Stopper les ventes d’armes : est-ce vraiment possible ?

Oui, il y a des précédents. La France a décidé le 12 octobre de suspendre ses exportations vers la Turquie de « matériels de guerre susceptibles d’être employés » en Syrie. Cette décision prise par les ministères français des armées et des affaires étrangères, en seulement quelques heures était pour effet immédiat. 

Le gouvernement français doit en faire de même pour les pays impliqués au Yémen. 

Comment garantir le contrôle des ventes d’armes françaises ?

Il faut absolument améliorer la transparence des ventes d'armes françaises en mettant en place un contrôle parlementaire. Les parlementaires ont un rôle à jouer en rappelant les engagements internationaux de la France. 

La France est le troisième exportateur d’armes au monde, juste derrière les États-Unis et la Russie. Il faut mettre fin au système actuel où le gouvernement français est juge et partie : il est à la fois en charge de la promotion des armes françaises, de leur vente et de leur contrôle. 

Comment se mobiliser pour mettre fin aux ventes d’armes françaises qui pourraient être utilisées contre des civils au Yémen ?

Nous avons besoin d’une pression publique des Français et Françaises pour faire bouger le gouvernement.

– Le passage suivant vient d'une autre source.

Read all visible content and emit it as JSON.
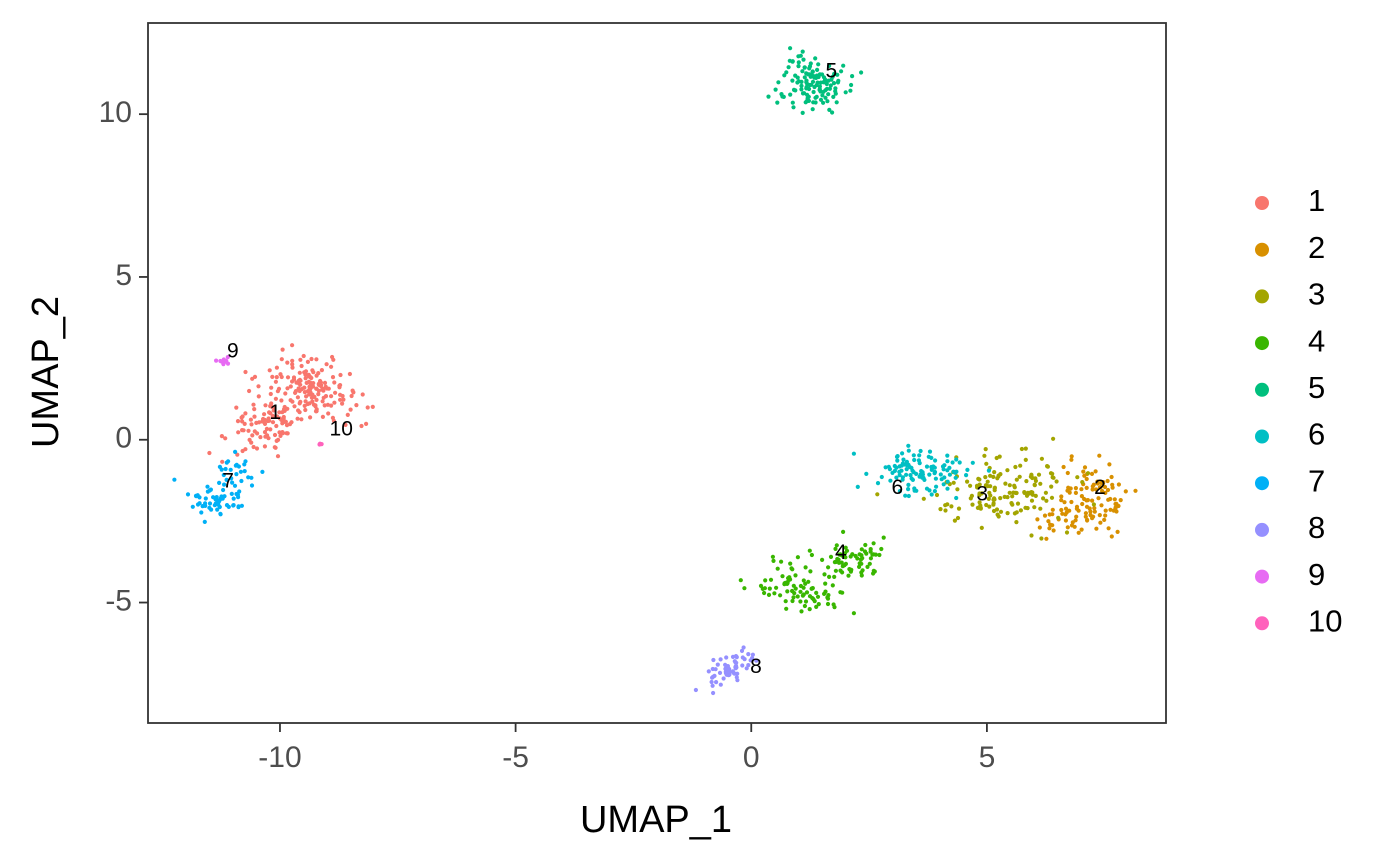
{
  "chart_data": {
    "type": "scatter",
    "xlabel": "UMAP_1",
    "ylabel": "UMAP_2",
    "xlim": [
      -12.8,
      8.8
    ],
    "ylim": [
      -8.7,
      12.8
    ],
    "xticks": [
      -10,
      -5,
      0,
      5
    ],
    "yticks": [
      -5,
      0,
      5,
      10
    ],
    "xtick_labels": [
      "-10",
      "-5",
      "0",
      "5"
    ],
    "ytick_labels": [
      "-5",
      "0",
      "5",
      "10"
    ],
    "grid": false,
    "legend_position": "right",
    "series": [
      {
        "name": "1",
        "color": "#F8766D",
        "label_pos": [
          -10.1,
          0.8
        ],
        "clusters": [
          [
            -9.3,
            1.6,
            0.55,
            0.45,
            -0.6,
            170
          ],
          [
            -10.3,
            0.4,
            0.35,
            0.45,
            -0.5,
            90
          ]
        ]
      },
      {
        "name": "2",
        "color": "#D89000",
        "label_pos": [
          7.4,
          -1.5
        ],
        "clusters": [
          [
            7.2,
            -1.8,
            0.35,
            0.55,
            0.0,
            90
          ],
          [
            6.6,
            -2.5,
            0.3,
            0.35,
            0.0,
            30
          ]
        ]
      },
      {
        "name": "3",
        "color": "#A3A500",
        "label_pos": [
          4.9,
          -1.7
        ],
        "clusters": [
          [
            5.3,
            -1.5,
            0.75,
            0.5,
            0.2,
            150
          ]
        ]
      },
      {
        "name": "4",
        "color": "#39B600",
        "label_pos": [
          1.9,
          -3.5
        ],
        "clusters": [
          [
            1.0,
            -4.5,
            0.45,
            0.35,
            -0.6,
            80
          ],
          [
            2.1,
            -3.7,
            0.45,
            0.3,
            0.2,
            70
          ]
        ]
      },
      {
        "name": "5",
        "color": "#00BF7D",
        "label_pos": [
          1.7,
          11.3
        ],
        "clusters": [
          [
            1.3,
            10.9,
            0.35,
            0.45,
            0.0,
            130
          ]
        ]
      },
      {
        "name": "6",
        "color": "#00BFC4",
        "label_pos": [
          3.1,
          -1.5
        ],
        "clusters": [
          [
            3.6,
            -1.0,
            0.5,
            0.4,
            0.0,
            110
          ]
        ]
      },
      {
        "name": "7",
        "color": "#00B0F6",
        "label_pos": [
          -11.1,
          -1.3
        ],
        "clusters": [
          [
            -11.4,
            -1.8,
            0.3,
            0.25,
            0.0,
            55
          ],
          [
            -10.9,
            -1.0,
            0.3,
            0.2,
            -0.8,
            25
          ]
        ]
      },
      {
        "name": "8",
        "color": "#9590FF",
        "label_pos": [
          0.1,
          -7.0
        ],
        "clusters": [
          [
            -0.45,
            -7.1,
            0.18,
            0.35,
            -0.8,
            60
          ]
        ]
      },
      {
        "name": "9",
        "color": "#E76BF3",
        "label_pos": [
          -11.0,
          2.7
        ],
        "clusters": [
          [
            -11.2,
            2.35,
            0.1,
            0.06,
            0.0,
            10
          ]
        ]
      },
      {
        "name": "10",
        "color": "#FF62BC",
        "label_pos": [
          -8.7,
          0.3
        ],
        "clusters": [
          [
            -9.15,
            -0.15,
            0.06,
            0.06,
            0.0,
            3
          ]
        ]
      }
    ]
  }
}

Vous pouvez rejoindre ce combat et refuser d’être complices de la souffrance de millions de Yéménites : signez notre appel #PasEnMonNom et demandez à votre député d’agir !

La France doit reconnaître ses responsabilités et ne plus nier les risques d’utilisation d’armes françaises contre des civils au Yémen.  

L’action de CARE au Yémen

CARE fait partie des rares ONG internationales toujours présentes au Yémen. Les combats, les embargos, les obstacles administratifs et le manque de financements internationaux entravent l’action des ONG. Dans des conditions extrêmement difficiles, CARE apporte une aide à 1,5 million de personnes chaque mois. 

  • Sécurité alimentaire : distribution de nourriture et assistance financière, soutien à l’agriculture, distribution de semences et petits ruminants.
  • Eau et assainissement : réhabilitation des sources d’eau, construction de toilettes, distribution de kits d'hygiène, sensibilisation à l'hygiène pour prévenir la propagation de maladies d'origine hydrique comme le choléra.
  • Santé maternelle et reproductive : soutien de maternités et centres de santé, formation de personnel de santé et sages-femmes.
  • Soutien à l’autonomisation économique des jeunes : formations professionnelles, accompagnement technique et distribution de prêts pour les femmes qui veulent développer des petites entreprises.